A member of the Iraqi Security Force keeps watch during the inauguration ceremony for the Najaf International Airport July 20. (U.S. Army photo by Staff Sgt. Michel Sauret)
CAMP VICTORY, Iraq (July 30, 2008) — This past June, Iraqi Army Soldiers in Taji recovered two broken down humvees on their own and restored them without any help from Coalition maintenance.
“Probably the most exciting thing for me is I compare (today) to our partnership with the IA in 2006, and it’s night and day,” said Capt. Steve Chadwick, and Iraqi Security Forces coordinator with Multi-National Division – Center, who was stationed in Tal Afar and Ramadi at that time.
Just two years ago, Coalition mechanics took care of the bulk of repairing vehicles and replacing parts. Not anymore, said Chadwick.
Maintenance is not the only area where ISF are more proficient. There are now more Regional and Divisional Training Centers in Iraq than ever before, with classes taught by either Iraqi noncommissioned officers or civilian instructors who are experts in a specific field.
“The future is the IA taking up training all on its own. It’s already begun,” said Capt Kyle Kirby, an ISF coordinator with the 10th Mtn. Div.
Before, many of these courses were supervised or even taught by Coalition instructors. Iraqi forces units also relied more heavily on training with Military Transition Teams.
The Coalition’s partnership with ISF has shifted from a leading role to a strategic one. The Coalition now serves as an “enabler” to help ISF complete missions.

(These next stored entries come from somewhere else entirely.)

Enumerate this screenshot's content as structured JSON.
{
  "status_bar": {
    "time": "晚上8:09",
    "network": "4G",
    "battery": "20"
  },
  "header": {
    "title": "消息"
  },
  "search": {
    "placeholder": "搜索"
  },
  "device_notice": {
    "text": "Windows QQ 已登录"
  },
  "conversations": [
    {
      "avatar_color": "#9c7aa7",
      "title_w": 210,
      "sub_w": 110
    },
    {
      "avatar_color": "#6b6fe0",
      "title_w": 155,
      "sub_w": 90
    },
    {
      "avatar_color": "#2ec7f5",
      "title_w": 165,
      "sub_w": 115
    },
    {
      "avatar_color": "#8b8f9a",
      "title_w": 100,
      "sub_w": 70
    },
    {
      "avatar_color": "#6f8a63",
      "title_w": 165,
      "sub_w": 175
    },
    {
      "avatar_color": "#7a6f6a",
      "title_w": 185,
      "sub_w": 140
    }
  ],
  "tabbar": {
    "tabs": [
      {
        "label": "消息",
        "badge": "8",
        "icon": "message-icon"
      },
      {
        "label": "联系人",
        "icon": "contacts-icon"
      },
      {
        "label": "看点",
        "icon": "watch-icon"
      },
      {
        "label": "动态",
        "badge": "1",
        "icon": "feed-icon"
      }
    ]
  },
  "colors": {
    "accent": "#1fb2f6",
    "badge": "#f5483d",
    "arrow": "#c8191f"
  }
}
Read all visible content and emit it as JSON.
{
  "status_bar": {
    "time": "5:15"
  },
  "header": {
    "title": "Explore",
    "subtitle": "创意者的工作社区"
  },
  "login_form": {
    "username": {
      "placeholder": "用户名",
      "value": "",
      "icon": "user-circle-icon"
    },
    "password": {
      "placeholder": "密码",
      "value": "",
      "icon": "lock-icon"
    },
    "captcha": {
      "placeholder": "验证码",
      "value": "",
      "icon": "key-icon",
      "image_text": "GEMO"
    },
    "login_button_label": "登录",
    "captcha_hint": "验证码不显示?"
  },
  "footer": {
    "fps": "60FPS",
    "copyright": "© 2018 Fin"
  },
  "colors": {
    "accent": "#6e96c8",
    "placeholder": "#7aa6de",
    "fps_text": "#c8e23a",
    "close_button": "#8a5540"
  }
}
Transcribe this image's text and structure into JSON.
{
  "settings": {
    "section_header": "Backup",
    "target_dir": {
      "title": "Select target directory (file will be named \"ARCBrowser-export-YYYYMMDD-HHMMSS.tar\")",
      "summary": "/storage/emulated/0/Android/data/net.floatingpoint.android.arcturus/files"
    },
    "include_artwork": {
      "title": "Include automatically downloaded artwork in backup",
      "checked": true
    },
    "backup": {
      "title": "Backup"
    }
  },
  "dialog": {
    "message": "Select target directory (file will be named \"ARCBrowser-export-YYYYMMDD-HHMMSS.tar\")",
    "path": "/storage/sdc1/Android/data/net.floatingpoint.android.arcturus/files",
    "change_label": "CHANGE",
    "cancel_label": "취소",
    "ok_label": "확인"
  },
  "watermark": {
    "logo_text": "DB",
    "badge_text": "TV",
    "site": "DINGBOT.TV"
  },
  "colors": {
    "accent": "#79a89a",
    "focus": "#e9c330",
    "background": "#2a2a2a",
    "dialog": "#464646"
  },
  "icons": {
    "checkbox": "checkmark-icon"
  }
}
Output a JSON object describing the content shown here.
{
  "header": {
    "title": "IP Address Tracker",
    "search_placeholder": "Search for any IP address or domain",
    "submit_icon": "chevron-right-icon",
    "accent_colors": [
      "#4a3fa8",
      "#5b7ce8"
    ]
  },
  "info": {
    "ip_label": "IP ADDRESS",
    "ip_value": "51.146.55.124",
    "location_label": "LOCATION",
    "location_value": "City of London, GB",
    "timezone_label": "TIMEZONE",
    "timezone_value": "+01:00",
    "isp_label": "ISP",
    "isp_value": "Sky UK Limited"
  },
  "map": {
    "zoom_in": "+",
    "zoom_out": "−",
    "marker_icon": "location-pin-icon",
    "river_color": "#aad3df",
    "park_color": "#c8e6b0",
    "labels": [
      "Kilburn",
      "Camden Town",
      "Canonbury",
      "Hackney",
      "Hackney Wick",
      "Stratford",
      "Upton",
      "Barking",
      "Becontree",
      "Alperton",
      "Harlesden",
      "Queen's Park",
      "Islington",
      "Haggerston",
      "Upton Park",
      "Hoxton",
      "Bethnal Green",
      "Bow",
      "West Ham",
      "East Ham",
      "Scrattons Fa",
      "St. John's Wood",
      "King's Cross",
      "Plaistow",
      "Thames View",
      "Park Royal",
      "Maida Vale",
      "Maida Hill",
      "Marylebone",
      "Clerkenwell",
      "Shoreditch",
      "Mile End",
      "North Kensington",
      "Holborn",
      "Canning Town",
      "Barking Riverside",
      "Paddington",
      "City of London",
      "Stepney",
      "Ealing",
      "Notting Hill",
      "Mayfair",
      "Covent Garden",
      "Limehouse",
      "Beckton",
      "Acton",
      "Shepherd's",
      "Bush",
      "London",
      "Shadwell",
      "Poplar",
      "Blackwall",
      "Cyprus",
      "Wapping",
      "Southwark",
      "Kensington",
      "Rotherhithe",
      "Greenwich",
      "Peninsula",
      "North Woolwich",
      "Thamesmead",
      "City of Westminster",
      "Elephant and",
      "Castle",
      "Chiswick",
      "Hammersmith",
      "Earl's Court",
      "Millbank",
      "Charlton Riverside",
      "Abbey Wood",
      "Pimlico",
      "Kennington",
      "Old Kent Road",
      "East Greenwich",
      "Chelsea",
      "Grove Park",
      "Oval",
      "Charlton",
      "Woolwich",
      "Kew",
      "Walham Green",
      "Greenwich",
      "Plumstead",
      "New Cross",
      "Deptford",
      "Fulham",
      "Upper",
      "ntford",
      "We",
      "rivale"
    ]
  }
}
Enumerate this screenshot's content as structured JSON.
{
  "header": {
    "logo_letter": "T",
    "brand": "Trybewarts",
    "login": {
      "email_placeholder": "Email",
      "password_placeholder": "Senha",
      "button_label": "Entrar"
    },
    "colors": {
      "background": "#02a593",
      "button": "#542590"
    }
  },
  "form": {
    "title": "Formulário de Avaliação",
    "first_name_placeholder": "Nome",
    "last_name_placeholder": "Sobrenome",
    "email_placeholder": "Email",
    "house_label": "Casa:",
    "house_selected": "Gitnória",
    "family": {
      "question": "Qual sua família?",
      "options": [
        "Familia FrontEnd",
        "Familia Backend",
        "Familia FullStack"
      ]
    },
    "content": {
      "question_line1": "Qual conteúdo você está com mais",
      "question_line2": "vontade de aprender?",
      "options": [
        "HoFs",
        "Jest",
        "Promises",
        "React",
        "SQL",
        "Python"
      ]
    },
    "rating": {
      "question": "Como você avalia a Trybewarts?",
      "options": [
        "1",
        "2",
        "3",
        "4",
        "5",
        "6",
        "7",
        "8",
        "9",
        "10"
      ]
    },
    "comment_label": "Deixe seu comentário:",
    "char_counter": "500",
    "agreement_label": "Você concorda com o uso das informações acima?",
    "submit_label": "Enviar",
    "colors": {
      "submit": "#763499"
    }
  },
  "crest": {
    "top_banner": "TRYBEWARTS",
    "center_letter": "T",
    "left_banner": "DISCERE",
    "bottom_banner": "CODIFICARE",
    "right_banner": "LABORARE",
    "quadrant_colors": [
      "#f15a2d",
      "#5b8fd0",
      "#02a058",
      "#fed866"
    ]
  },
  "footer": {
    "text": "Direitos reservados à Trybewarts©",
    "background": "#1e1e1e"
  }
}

This means providing support using advanced technologies Iraqi forces have not yet established.
“We make sure the Iraqis get the necessary training and advice, so that they may operate their own military properly,” said Capt. Thomas Obrien, an aide de camp for the Iraqi Assistance Group, which works in partnership with ISF.
One of the major goals in improving Iraq’s forces is by increasing the number of NCOs and officers who can lead and mentor fellow troops.
Two elements are working to achieve this goal: recruiting centers and military academies.
Currently, there are 13 recruiting stations across Iraq taking applications from local citizens; former IA members wanting to return to service; and Sons of Iraq.Mobile recruiting drives engage the population in areas without local centers. Three more centers are planned for future efforts.
There are now 15 Iraqi Police academies in Iraq that can accommodate and train a sum of 20,000 recruits. Among the 15, two academies train National Police and three train border enforcement agents. Another 24 military academies train a variety of ISF, including a naval center, five officer schools and other Army training centers and branch schools.
By the end of 2008, eight training cycles, which began in Dec. 2007, will be complete in an effort to stand up 13 IA Divisions. Each training cycle produces 14,000 new troops, which will account for 112,000 new ISF members by January 2009. Of those, 4,000 will be new officers.
The number of schools and recruits continues to rise, and the quality and variety of their training programs is also improving. Regional centers, such as the ones in Taji and An Numaniyah, teach proficiency in logistics, advanced medical courses, maintenance, armor, welding, and engineering.
The training and proficiency of the ISF continue to secure the Iraqi people. Their successes make way for major improvements in the economy, infrastructure and future of Iraq.
“It’s a good sign to see them taking control of their own country,” said Capt. Dave Hansen, of Plano, Texas, officer in charge of the Fusion cell for 10th Mtn. Div.